Taparura : vers une relance par négociation directe
Intervenant ce dimanche 5 juillet 2026 sur Diwan FM, le parlementaire a souligné que la persistance de ces blocages risque de prolonger l’attente de plusieurs années supplémentaires sans résultats concrets, appelant à une volonté politique plus forte pour faire avancer les dossiers stratégiques.
Concernant le projet de Taparura, Sabeur Masmoudi a indiqué que l’option d’une négociation directe avec des investisseurs saoudiens, engagée depuis octobre 2024 après l’échec des appels d’offres, apparaît aujourd’hui comme une solution viable selon les études réalisées.
Il a précisé que le projet est entré dans une phase décisive, mais reste en attente d’une décision politique au plus haut niveau de l’État pour valider cette orientation et permettre le lancement effectif de la réhabilitation du site.

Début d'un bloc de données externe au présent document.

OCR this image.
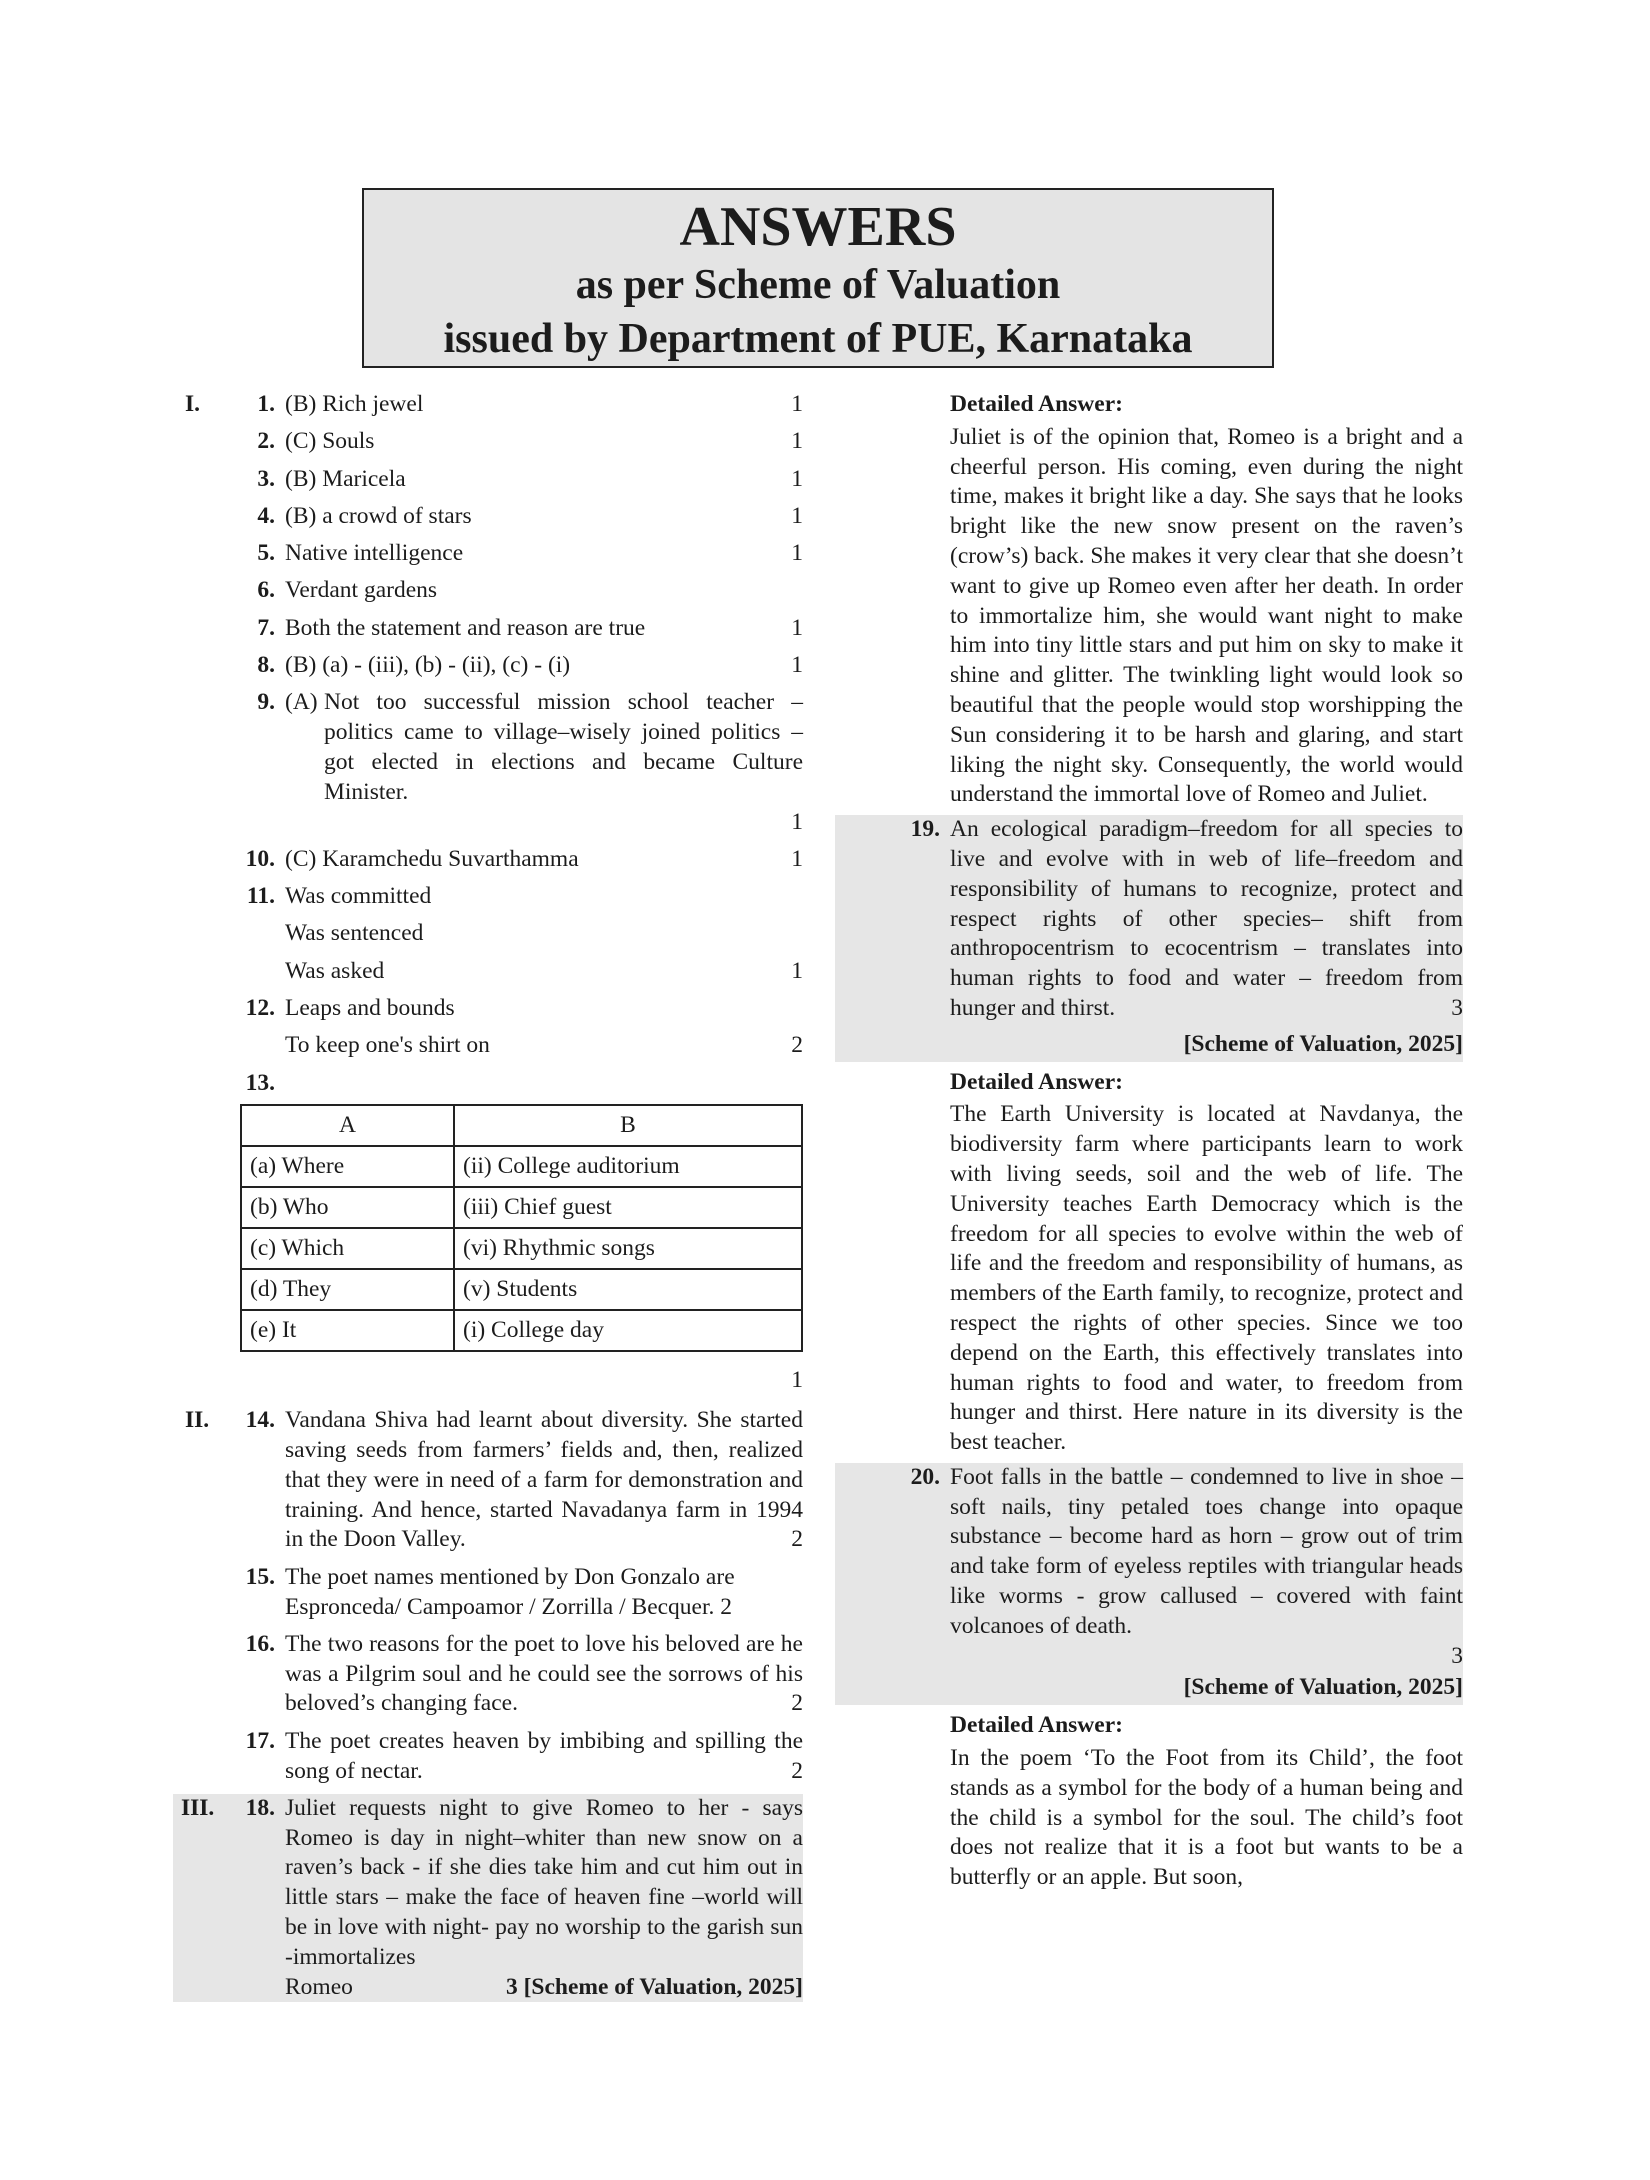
ANSWERS
as per Scheme of Valuation
issued by Department of PUE, Karnataka
I.	1. (B) Rich jewel	1
2. (C) Souls	1
3. (B) Maricela	1
4. (B) a crowd of stars	1
5. Native intelligence	1
6. Verdant gardens
7. Both the statement and reason are true	1
8. (B) (a) - (iii), (b) - (ii), (c) - (i)	1
9. (A) Not too successful mission school teacher –politics came to village–wisely joined politics – got elected in elections and became Culture Minister.
1
10. (C) Karamchedu Suvarthamma	1
11. Was committed
Was sentenced
Was asked	1
12. Leaps and bounds
To keep one's shirt on	2
13.
A	B
(a) Where	(ii) College auditorium
(b) Who	(iii) Chief guest
(c) Which	(vi) Rhythmic songs
(d) They	(v) Students
(e) It	(i) College day
1
II.	14. Vandana Shiva had learnt about diversity. She started saving seeds from farmers’ fields and, then, realized that they were in need of a farm for demonstration and training. And hence, started Navadanya farm in 1994 in the Doon Valley.	2
15. The poet names mentioned by Don Gonzalo are Espronceda/ Campoamor / Zorrilla / Becquer. 2
16. The two reasons for the poet to love his beloved are he was a Pilgrim soul and he could see the sorrows of his beloved’s changing face.	2
17. The poet creates heaven by imbibing and spilling the song of nectar.	2
III.	18. Juliet requests night to give Romeo to her - says Romeo is day in night–whiter than new snow on a raven’s back - if she dies take him and cut him out in little stars – make the face of heaven fine –world will be in love with night- pay no worship to the garish sun -immortalizes
Romeo	3 [Scheme of Valuation, 2025]
Detailed Answer:
Juliet is of the opinion that, Romeo is a bright and a cheerful person. His coming, even during the night time, makes it bright like a day. She says that he looks bright like the new snow present on the raven’s (crow’s) back. She makes it very clear that she doesn’t want to give up Romeo even after her death. In order to immortalize him, she would want night to make him into tiny little stars and put him on sky to make it shine and glitter. The twinkling light would look so beautiful that the people would stop worshipping the Sun considering it to be harsh and glaring, and start liking the night sky. Consequently, the world would understand the immortal love of Romeo and Juliet.
19. An ecological paradigm–freedom for all species to live and evolve with in web of life–freedom and responsibility of humans to recognize, protect and respect rights of other species– shift from anthropocentrism to ecocentrism – translates into human rights to food and water – freedom from hunger and thirst.	3
[Scheme of Valuation, 2025]
Detailed Answer:
The Earth University is located at Navdanya, the biodiversity farm where participants learn to work with living seeds, soil and the web of life. The University teaches Earth Democracy which is the freedom for all species to evolve within the web of life and the freedom and responsibility of humans, as members of the Earth family, to recognize, protect and respect the rights of other species. Since we too depend on the Earth, this effectively translates into human rights to food and water, to freedom from hunger and thirst. Here nature in its diversity is the best teacher.
20. Foot falls in the battle – condemned to live in shoe – soft nails, tiny petaled toes change into opaque substance – become hard as horn – grow out of trim and take form of eyeless reptiles with triangular heads like worms - grow callused – covered with faint volcanoes of death.
3
[Scheme of Valuation, 2025]
Detailed Answer:
In the poem ‘To the Foot from its Child’, the foot stands as a symbol for the body of a human being and the child is a symbol for the soul. The child’s foot does not realize that it is a foot but wants to be a butterfly or an apple. But soon,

Métro de Sfax : un projet toujours au point mort
S’agissant du métro de Sfax, le député a regretté un projet toujours bloqué malgré l’annonce d’un financement de la Banque africaine de développement pour l’élaboration du cahier des charges. Il a estimé que le choix initial du partenariat public-privé pour l’ensemble du projet n’a pas permis d’assurer sa mise en œuvre.

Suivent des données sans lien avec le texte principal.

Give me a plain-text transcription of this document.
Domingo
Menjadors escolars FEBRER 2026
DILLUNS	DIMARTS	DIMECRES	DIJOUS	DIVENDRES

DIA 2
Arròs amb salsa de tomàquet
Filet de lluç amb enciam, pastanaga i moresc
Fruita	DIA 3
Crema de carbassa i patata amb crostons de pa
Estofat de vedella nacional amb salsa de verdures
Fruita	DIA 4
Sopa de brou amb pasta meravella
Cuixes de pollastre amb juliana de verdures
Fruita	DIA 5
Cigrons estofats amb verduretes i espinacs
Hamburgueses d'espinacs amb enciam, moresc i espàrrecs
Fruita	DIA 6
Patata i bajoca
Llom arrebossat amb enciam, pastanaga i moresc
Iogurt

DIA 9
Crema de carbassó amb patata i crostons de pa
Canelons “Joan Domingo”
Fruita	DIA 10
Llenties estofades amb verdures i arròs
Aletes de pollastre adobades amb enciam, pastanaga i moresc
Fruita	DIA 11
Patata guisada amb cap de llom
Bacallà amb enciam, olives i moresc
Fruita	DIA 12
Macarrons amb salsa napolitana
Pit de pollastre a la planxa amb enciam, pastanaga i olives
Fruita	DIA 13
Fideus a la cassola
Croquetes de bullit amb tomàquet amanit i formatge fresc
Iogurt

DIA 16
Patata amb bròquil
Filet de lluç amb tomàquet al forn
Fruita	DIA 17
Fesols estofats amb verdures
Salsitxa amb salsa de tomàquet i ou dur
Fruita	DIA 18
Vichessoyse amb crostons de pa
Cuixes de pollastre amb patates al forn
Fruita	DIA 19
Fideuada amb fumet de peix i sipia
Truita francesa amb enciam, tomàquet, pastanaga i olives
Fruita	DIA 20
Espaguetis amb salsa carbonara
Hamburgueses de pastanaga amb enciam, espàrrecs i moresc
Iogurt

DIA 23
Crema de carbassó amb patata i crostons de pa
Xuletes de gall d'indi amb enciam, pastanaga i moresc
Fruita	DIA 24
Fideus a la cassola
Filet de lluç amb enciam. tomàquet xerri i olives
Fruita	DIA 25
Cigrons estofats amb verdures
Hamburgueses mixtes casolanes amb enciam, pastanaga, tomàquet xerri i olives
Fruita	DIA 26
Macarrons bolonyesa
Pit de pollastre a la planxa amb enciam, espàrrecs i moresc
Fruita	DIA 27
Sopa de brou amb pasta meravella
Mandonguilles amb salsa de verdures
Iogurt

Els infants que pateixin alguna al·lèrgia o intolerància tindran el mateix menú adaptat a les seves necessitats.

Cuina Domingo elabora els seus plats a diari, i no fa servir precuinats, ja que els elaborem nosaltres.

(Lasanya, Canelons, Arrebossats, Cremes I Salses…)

Il a toutefois salué le retour à une approche basée sur l’investissement public, à l’image de certains grands projets d’infrastructure en Tunisie, tout en soulignant les difficultés persistantes liées aux procédures administratives et à la libération du foncier.
Propositions de phasage et nouvelles pistes
Dans ce contexte, Sabeur Masmoudi a indiqué avoir soumis plusieurs propositions au ministère du Transport, notamment le découpage du projet en phases, avec une priorité accordée à la réalisation du premier tronçon reliant l’aéroport de Sfax à Bab Jebli.
Il a en outre précisé que plusieurs réunions régionales ont récemment été organisées afin de relancer ce dossier, tout en rappelant que la finalisation du financement reste conditionnée à des arbitrages au plus haut niveau.
Le député a par ailleurs évoqué le projet de ville sportive de Sfax, estimant que son coût ne devrait pas constituer un frein, et proposant de commencer par la construction du stade comme première étape, avant de développer progressivement les autres composantes.
Il a également révélé avoir soumis une initiative officielle visant à proposer la candidature de Sfax pour accueillir les Jeux méditerranéens de 2034, une démarche adressée entre décembre et janvier aux autorités concernées.
Selon lui, cette proposition dépasse le cadre sportif et vise à transformer la région d’El Amra en pôle de développement, en s’appuyant sur les futures infrastructures sportives et urbaines.
Finalement et non moins important, Sabeur Masmoudi appelle à une rupture avec les approches administratives classiques afin d’accélérer les projets structurants à Sfax, notamment Taparura, le métro et la ville sportive, estimant que seule une décision politique forte permettra de débloquer ces chantiers stratégiques.